Tracing the specific origin of Norfolk Island feral chickens was not fully resolved in the present study. This is a consequence of the complex history of global chicken dispersal, which has led to a remarkable lack of phylogeographic information in the mtDNA. DNA extraction and analyses of chicken bones found in archaeological remains dating from early British and subsequent settlements on the Island may shed light on the founders of the Norfolk Island feral chicken population. This has the potential to open new research in molecular ecology to understand whether the microenvironment of Norfolk Island influenced the legacy of E and/or D haplotypes, as European and Pacific chickens may have responded differently to the warm humid temperate conditions found there. Given the presence of other feral chicken populations, including those from the Cocos Islands in the Indian Ocean and from Kauai Island in Hawaii, the phylogenetic framework presented here might be useful for investigating their genetic origins and patterns of DNA sequence variation between populations.

Conclusions

We have provided the first genetic assessment of the Norfolk Island feral chickens and have identified that two possible mtDNA sources (haplogroups D and E) have contributed to their genetic make-up.

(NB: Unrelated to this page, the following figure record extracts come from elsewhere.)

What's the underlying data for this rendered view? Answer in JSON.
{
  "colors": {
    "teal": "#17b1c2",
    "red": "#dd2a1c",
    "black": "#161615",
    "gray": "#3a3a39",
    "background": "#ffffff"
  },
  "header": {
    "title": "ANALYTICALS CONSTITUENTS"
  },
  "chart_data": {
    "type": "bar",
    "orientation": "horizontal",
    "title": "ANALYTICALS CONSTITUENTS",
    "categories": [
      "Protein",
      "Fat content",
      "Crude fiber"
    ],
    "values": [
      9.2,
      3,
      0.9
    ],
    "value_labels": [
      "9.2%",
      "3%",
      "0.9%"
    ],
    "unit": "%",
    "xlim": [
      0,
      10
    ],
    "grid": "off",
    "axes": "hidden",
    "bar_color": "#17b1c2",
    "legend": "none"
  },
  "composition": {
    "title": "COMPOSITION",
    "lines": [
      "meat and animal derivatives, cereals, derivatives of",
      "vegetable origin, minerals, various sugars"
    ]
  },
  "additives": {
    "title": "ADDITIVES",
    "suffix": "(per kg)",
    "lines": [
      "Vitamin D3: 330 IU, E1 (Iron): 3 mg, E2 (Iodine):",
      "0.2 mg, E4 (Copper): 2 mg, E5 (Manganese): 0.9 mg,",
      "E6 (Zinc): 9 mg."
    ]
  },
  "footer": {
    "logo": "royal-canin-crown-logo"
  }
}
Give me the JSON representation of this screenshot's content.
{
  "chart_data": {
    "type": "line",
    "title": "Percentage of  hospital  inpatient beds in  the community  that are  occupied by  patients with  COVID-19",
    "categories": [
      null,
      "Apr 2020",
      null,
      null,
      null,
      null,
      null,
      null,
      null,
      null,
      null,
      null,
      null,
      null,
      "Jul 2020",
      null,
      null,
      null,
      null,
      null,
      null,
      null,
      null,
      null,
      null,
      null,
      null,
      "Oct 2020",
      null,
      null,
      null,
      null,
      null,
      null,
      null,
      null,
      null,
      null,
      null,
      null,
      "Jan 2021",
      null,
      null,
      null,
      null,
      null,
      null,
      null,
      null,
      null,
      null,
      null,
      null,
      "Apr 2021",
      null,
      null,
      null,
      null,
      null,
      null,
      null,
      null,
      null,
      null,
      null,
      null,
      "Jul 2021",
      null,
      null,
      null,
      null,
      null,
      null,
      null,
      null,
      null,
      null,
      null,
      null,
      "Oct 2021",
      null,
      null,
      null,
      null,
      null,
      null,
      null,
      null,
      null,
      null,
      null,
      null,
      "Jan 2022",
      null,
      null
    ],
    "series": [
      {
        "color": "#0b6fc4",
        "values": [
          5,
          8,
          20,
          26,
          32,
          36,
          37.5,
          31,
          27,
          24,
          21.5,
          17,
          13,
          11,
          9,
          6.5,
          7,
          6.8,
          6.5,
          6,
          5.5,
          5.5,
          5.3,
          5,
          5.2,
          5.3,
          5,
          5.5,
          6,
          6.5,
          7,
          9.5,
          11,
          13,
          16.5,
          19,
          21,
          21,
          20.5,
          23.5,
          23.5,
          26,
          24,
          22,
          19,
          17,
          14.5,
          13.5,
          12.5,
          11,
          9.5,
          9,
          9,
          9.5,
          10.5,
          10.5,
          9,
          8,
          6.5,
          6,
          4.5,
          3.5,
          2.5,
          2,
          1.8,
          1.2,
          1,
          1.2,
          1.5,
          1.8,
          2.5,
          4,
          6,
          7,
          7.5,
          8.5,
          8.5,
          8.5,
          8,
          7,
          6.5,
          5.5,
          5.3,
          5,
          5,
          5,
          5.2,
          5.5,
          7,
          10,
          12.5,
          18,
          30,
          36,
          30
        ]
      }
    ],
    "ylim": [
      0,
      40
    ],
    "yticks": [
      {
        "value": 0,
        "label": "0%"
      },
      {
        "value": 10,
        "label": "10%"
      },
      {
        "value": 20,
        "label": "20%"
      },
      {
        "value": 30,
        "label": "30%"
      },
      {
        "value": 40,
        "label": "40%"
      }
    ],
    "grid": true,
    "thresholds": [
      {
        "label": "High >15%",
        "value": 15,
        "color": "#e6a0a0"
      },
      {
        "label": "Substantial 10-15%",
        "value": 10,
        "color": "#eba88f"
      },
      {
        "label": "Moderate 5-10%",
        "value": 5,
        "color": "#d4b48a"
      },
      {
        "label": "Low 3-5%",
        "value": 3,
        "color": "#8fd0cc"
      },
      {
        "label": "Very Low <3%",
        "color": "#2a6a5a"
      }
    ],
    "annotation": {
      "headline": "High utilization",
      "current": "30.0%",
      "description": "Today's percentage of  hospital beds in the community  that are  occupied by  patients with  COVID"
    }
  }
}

We suggest that the proposed European origin of that population requires further investigation, while providing evidence that Island Southeast Asia/Pacific chickens have made a genetic contribution to this feral population. Furthermore, we found a discrete geographical distribution of haplotypes in Island Southeast Asia and the Pacific region, which provides a useful genetic signature for assessing the contribution of chickens from this region to specimens of unknown origin. Further studies, particularly focusing on chickens from Southeast Asia, the Pacific, and Australasia, could evaluate the diversity of coding genes associated with particular phenotypic traits (e.g. skin, plumage and eggshell colour and features of the comb and wattles). In addition, genome-wide SNP analyses can be used to provide a more comprehensive understanding of the genetic diversity and origins of different populations. In view of the worldwide interest in the characterisation and conservation of poultry resources and their role in emerging diseases, it is important to investigate the genomic diversity and immunological fitness of chickens from Indonesia and the Pacific, including Norfolk Island.